Eine neue Figur bei der Aufarbeitung: die Betroffenen haben sich auf Ulrich Weber verständigt, der die Vorfälle in den Heimen der Brüdergemeinde klären soll. Foto: factum/Granville

Er ist derzeit bei den Regensburger Domspatzen tätig. Nun soll der Jurist Ulrich Weber auch die Fälle von physischer, psychischer und sexualisierter Gewalt in den Heimen der evangelischen Brüdergemeinde untersuchen.
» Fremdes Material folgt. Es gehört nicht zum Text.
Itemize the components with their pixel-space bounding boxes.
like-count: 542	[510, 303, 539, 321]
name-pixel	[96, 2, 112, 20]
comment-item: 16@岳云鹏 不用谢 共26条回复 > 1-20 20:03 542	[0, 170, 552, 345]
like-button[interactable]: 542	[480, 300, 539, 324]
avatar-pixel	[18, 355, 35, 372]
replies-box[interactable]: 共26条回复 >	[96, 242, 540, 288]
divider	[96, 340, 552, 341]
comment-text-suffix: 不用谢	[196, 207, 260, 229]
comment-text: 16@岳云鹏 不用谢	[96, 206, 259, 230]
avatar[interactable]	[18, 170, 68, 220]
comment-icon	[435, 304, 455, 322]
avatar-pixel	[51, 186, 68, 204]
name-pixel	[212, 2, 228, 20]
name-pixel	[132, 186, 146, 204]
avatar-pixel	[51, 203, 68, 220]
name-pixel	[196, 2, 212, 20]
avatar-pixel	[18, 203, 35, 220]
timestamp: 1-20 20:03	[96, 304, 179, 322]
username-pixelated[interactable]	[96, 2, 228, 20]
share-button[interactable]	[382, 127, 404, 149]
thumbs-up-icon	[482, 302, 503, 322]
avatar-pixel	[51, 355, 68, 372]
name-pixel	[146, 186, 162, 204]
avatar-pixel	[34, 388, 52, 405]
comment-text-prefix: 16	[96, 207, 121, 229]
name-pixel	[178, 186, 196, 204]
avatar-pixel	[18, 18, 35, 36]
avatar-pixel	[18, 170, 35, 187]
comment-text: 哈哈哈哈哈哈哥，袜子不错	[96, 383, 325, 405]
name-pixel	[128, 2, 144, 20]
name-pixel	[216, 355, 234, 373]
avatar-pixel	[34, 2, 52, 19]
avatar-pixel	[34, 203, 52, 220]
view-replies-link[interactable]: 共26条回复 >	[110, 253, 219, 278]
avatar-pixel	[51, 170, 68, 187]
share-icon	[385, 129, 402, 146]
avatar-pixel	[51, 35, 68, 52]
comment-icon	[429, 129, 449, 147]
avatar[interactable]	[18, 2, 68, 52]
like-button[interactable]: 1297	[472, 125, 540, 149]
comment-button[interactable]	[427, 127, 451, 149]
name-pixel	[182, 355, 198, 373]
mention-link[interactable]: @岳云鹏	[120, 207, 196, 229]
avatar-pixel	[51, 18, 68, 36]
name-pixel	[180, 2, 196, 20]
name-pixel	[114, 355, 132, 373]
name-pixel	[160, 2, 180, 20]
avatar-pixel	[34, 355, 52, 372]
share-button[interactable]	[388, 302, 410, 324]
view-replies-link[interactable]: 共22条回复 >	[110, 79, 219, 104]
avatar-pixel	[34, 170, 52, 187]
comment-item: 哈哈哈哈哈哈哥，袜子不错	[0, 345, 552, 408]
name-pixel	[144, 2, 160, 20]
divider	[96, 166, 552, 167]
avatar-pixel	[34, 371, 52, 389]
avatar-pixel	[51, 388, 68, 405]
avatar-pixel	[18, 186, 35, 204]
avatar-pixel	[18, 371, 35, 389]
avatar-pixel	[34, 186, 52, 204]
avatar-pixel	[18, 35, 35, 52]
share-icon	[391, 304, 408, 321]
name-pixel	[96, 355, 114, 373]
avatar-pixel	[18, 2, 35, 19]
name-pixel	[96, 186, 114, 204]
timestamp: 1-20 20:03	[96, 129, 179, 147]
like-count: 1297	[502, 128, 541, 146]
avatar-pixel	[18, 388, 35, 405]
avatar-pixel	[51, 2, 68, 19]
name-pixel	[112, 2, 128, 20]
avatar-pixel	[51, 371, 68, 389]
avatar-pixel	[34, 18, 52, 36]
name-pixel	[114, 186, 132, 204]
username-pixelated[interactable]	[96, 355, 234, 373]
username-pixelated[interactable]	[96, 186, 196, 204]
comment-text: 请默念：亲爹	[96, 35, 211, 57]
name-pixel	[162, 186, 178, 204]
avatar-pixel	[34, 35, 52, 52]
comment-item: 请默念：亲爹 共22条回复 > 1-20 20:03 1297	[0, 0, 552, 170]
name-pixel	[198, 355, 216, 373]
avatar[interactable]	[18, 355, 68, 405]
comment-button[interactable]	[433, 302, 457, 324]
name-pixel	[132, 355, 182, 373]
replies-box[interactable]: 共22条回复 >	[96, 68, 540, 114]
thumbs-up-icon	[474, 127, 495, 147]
Korntal-Münchingen - Am Ende seien sie alle bei einem Glas Wein zusammengesessen, die Vertreter der Heimopfer mit denen der Brüdergemeinde. Detlev Zander und Wolfgang Schulz erzählen das unabhängig voneinander, wenn sie den vergangenen Samstag Revue passieren lassen. Nach einer mehrstündigen Sitzung hatten die beiden Opferverbände alte Streitigkeiten imMissbrauchskandel über Bord geworfen. Zudem votierten sie für Ulrich Weber aus Regensburg als Aufklärer. Seine Wahl im Februar ist demnach eine Formsache.

Der Jurist soll die Fälle von sexualisierter, psychischer, physischer Gewalt und Medikamentenmissbrauch in den Einrichtungen der Brüdergemeinde untersuchen. Weber klärt derzeit bei den Regensburger Domspatzen auf. Das Verfahren hat bundesweit Vorbildcharakter.

„Erfreuliche Entwicklung“

Von einer „erfreulichen Entwicklung“, einer „guten Sitzung“ spricht Wolfgang Schulz für die Arbeitsgemeinschaft Heimopfer, von einer „göttlichen Eingebung“, die Zander wohl gehabt haben müsse, um dem Mediationsprozess zuzustimmen. „Ich bin über meinen Schatten gesprungen“, sagt Zander selbst. Er hatte die Vorfälle in den Kinderheimen der evangelischen Brüdergemeinde vor drei Jahren öffentlich gemacht.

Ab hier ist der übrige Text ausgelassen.